Protein aggregation can be a major problem in the manufacturing of new biopharmaceuticals and there is a desirability for development of techniques that can predict the behaviour of new biopharmaceuticals early on in the development process. A technique that can be used to predict aggregation is self-interaction chromatography that is used to determine the second virial coefficient, B22, but one of the limitations includes the need to immobilise every protein of interest. In this study a related technique, cross interaction chromatography (CIC), is evaluated which overcomes this limitation. Three antibodies were studied across a range of NaCl concentrations with each antibody being studied as both a mobile phase and as the stationary phase - in total 6 different stationary-mobile phase combinations. The B22 values obtained for all three proteins correlated strongly with the B23 results obtained for the same protein in the mobile phase, and were significantly independent of the protein immobilised on the stationary phase. This observation allows the use of pre-prepared columns with known immobilised model proteins such as a polyclonal antibody or mAb, with other unknown monoclonal antibodies in the mobile phase.
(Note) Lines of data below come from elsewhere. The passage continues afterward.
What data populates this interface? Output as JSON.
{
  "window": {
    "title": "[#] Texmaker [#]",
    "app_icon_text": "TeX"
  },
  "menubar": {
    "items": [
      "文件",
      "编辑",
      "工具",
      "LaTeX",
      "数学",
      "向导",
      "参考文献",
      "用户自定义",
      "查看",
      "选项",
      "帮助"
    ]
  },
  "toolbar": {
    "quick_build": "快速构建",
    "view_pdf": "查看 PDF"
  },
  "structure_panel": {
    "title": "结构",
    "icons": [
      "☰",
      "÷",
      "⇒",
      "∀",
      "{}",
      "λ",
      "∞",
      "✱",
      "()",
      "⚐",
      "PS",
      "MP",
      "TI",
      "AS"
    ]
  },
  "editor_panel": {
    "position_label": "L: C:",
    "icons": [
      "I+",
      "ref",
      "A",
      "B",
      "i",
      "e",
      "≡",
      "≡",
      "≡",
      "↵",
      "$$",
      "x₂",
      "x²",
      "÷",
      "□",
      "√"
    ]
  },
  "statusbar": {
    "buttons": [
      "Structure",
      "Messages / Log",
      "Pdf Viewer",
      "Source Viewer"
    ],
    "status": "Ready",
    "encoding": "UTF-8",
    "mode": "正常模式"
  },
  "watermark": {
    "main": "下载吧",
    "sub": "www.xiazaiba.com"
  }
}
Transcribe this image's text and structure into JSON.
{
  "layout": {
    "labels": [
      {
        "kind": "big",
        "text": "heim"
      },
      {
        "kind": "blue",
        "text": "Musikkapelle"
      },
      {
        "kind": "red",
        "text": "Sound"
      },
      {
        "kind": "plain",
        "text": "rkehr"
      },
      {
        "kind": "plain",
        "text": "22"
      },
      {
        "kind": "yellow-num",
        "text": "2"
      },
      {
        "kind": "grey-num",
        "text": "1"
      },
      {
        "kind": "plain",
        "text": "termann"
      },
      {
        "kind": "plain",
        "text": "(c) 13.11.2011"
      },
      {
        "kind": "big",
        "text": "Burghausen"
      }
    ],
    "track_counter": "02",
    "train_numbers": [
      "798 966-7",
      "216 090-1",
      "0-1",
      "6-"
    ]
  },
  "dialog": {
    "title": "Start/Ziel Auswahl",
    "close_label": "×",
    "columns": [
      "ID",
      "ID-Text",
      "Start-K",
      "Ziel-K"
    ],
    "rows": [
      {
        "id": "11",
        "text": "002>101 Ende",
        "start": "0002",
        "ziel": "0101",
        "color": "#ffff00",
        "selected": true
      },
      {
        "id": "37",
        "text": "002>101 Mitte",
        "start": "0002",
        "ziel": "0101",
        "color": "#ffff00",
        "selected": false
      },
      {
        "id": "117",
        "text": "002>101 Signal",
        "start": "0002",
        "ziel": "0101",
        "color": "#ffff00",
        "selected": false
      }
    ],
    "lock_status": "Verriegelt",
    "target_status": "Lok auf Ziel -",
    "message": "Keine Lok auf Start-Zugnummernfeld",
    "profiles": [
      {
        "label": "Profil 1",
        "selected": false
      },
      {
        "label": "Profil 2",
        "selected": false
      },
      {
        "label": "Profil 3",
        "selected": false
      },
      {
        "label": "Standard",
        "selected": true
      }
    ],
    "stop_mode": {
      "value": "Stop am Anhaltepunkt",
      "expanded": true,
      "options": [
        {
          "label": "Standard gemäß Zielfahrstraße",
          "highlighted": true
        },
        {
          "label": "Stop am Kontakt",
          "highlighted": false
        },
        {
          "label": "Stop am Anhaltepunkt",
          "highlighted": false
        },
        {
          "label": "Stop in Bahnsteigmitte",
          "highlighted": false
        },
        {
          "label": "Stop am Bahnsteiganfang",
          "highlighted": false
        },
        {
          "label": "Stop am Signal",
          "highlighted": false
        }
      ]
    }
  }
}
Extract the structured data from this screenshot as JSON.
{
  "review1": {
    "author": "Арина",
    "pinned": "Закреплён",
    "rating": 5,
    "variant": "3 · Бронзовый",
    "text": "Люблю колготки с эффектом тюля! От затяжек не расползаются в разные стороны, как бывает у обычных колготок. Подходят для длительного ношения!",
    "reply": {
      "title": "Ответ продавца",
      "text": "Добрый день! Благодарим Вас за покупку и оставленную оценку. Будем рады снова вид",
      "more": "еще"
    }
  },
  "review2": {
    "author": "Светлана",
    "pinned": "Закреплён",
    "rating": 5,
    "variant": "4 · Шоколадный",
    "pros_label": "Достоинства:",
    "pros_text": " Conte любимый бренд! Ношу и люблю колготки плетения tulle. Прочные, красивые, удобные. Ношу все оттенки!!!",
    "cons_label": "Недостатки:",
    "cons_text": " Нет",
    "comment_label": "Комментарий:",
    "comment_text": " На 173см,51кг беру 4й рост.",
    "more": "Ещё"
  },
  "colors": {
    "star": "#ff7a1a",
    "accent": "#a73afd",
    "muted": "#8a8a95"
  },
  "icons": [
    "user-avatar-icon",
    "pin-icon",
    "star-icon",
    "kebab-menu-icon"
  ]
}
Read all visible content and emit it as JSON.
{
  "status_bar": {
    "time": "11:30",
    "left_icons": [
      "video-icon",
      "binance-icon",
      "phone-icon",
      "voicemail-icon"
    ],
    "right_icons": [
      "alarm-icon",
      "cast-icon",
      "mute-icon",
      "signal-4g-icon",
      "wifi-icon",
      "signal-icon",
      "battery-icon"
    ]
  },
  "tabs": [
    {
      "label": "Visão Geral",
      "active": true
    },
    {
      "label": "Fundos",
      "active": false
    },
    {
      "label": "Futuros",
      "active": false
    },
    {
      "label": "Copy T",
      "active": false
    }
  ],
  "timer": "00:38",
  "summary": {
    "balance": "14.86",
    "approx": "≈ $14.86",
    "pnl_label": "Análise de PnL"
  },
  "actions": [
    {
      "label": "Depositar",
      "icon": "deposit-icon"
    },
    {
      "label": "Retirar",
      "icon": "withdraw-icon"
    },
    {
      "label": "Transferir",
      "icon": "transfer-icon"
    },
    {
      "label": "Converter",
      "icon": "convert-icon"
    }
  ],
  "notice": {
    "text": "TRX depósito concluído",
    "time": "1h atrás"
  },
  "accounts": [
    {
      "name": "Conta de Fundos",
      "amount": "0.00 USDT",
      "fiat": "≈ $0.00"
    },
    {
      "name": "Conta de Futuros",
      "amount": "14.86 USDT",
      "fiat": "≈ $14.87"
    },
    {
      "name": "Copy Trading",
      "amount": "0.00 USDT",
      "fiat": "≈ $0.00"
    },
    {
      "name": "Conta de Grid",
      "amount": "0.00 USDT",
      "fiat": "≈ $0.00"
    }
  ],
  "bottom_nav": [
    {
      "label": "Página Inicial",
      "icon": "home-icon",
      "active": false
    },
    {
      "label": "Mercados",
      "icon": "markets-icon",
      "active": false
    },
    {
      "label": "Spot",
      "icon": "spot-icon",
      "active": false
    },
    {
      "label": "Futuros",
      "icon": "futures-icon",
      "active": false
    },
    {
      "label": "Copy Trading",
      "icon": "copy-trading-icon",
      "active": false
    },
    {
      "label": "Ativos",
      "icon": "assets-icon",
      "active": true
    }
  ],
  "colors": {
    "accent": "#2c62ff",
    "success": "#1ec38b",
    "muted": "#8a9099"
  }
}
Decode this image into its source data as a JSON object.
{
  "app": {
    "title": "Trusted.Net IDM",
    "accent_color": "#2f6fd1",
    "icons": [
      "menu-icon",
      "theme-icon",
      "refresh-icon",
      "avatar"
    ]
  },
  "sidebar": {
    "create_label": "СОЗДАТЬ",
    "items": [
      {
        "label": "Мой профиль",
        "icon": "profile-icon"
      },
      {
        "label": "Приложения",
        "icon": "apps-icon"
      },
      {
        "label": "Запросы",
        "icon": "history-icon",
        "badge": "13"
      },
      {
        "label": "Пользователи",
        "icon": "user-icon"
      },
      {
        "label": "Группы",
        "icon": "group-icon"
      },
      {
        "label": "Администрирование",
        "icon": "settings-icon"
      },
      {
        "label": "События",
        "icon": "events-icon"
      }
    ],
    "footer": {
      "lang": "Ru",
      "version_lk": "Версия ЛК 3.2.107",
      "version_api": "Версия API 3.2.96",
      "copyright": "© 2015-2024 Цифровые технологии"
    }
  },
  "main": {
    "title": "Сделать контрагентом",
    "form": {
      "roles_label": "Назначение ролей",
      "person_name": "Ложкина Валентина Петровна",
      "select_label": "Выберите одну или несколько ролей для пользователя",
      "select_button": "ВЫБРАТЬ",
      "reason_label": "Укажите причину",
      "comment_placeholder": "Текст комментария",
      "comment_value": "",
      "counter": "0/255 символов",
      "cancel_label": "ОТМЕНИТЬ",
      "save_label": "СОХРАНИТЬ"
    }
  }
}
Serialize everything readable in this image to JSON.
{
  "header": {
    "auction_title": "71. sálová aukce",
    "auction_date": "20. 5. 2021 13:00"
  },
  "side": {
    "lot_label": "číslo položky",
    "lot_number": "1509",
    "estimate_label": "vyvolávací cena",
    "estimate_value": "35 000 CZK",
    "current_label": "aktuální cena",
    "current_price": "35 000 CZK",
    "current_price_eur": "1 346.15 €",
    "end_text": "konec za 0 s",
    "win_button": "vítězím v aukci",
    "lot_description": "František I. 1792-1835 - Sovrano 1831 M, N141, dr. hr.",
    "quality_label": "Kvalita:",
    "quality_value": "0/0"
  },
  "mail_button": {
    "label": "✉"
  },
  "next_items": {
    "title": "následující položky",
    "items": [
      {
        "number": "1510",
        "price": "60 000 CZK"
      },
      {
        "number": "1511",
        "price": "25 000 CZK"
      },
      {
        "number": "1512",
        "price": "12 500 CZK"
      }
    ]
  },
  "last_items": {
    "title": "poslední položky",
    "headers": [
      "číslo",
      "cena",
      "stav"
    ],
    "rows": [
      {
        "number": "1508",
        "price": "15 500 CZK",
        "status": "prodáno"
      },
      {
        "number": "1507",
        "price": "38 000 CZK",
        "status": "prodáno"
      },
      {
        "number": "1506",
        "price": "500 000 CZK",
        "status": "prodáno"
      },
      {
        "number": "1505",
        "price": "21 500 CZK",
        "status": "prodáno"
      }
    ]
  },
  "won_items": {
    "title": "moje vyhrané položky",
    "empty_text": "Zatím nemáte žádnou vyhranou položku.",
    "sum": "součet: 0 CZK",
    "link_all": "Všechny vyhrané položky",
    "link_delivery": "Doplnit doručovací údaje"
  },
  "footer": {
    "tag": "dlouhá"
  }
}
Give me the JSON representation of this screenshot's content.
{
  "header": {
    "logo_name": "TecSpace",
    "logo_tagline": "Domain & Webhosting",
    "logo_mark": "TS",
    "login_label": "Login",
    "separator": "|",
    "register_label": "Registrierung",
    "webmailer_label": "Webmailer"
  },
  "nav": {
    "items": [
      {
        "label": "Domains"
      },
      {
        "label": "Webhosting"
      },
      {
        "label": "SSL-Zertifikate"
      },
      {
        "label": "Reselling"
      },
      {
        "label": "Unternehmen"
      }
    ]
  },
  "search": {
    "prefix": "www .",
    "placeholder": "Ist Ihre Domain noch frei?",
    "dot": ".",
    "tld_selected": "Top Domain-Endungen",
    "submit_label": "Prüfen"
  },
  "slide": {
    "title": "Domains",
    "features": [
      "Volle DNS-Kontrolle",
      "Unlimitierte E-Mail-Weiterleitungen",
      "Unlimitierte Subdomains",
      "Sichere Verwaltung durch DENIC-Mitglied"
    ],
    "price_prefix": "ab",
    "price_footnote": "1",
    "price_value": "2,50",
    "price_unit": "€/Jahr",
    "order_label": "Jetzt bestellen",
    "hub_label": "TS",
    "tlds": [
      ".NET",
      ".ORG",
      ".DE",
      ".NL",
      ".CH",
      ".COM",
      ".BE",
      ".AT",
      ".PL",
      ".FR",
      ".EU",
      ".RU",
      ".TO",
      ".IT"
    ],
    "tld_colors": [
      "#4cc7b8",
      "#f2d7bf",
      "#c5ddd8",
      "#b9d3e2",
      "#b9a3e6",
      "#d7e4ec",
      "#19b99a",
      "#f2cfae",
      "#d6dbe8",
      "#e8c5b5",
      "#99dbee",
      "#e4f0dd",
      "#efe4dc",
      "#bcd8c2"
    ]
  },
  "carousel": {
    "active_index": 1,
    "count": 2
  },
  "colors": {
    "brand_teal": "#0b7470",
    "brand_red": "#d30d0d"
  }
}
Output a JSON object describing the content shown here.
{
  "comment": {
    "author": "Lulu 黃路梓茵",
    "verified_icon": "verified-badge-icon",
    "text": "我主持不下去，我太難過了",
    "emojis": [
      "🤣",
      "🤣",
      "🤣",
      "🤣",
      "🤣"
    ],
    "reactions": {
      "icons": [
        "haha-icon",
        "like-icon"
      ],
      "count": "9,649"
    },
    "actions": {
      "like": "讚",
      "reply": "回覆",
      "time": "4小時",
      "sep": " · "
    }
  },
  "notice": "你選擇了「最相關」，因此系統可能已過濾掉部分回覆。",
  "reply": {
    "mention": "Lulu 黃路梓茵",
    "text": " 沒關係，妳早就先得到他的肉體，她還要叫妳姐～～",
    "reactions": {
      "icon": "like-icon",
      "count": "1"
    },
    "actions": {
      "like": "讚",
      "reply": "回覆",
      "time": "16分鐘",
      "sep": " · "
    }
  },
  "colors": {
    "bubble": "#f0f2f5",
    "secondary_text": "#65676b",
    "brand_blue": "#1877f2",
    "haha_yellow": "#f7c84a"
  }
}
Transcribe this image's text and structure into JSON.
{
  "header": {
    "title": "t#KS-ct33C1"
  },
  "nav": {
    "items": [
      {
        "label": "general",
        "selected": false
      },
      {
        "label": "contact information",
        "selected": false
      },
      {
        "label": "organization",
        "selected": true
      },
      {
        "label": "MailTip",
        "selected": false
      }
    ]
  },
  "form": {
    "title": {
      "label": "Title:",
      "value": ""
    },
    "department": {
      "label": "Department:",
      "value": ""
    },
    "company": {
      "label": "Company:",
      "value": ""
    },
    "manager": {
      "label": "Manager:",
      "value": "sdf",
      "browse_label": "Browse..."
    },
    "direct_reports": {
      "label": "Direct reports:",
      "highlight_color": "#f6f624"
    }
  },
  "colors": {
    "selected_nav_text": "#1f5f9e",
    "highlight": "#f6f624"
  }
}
Preliminary experiments using a series of known immobilised mAbs columns with an unknown mAb in the mobile phase resulted in at least a 50 fold reduction in the amount of unknown protein needed and a rapid semi-quantitative assessment of aggregation propensity. CIC can speed up the screening process with minimum preparation time and therefore more rapidly be able to identify the aggregation stability of new antibody formulations.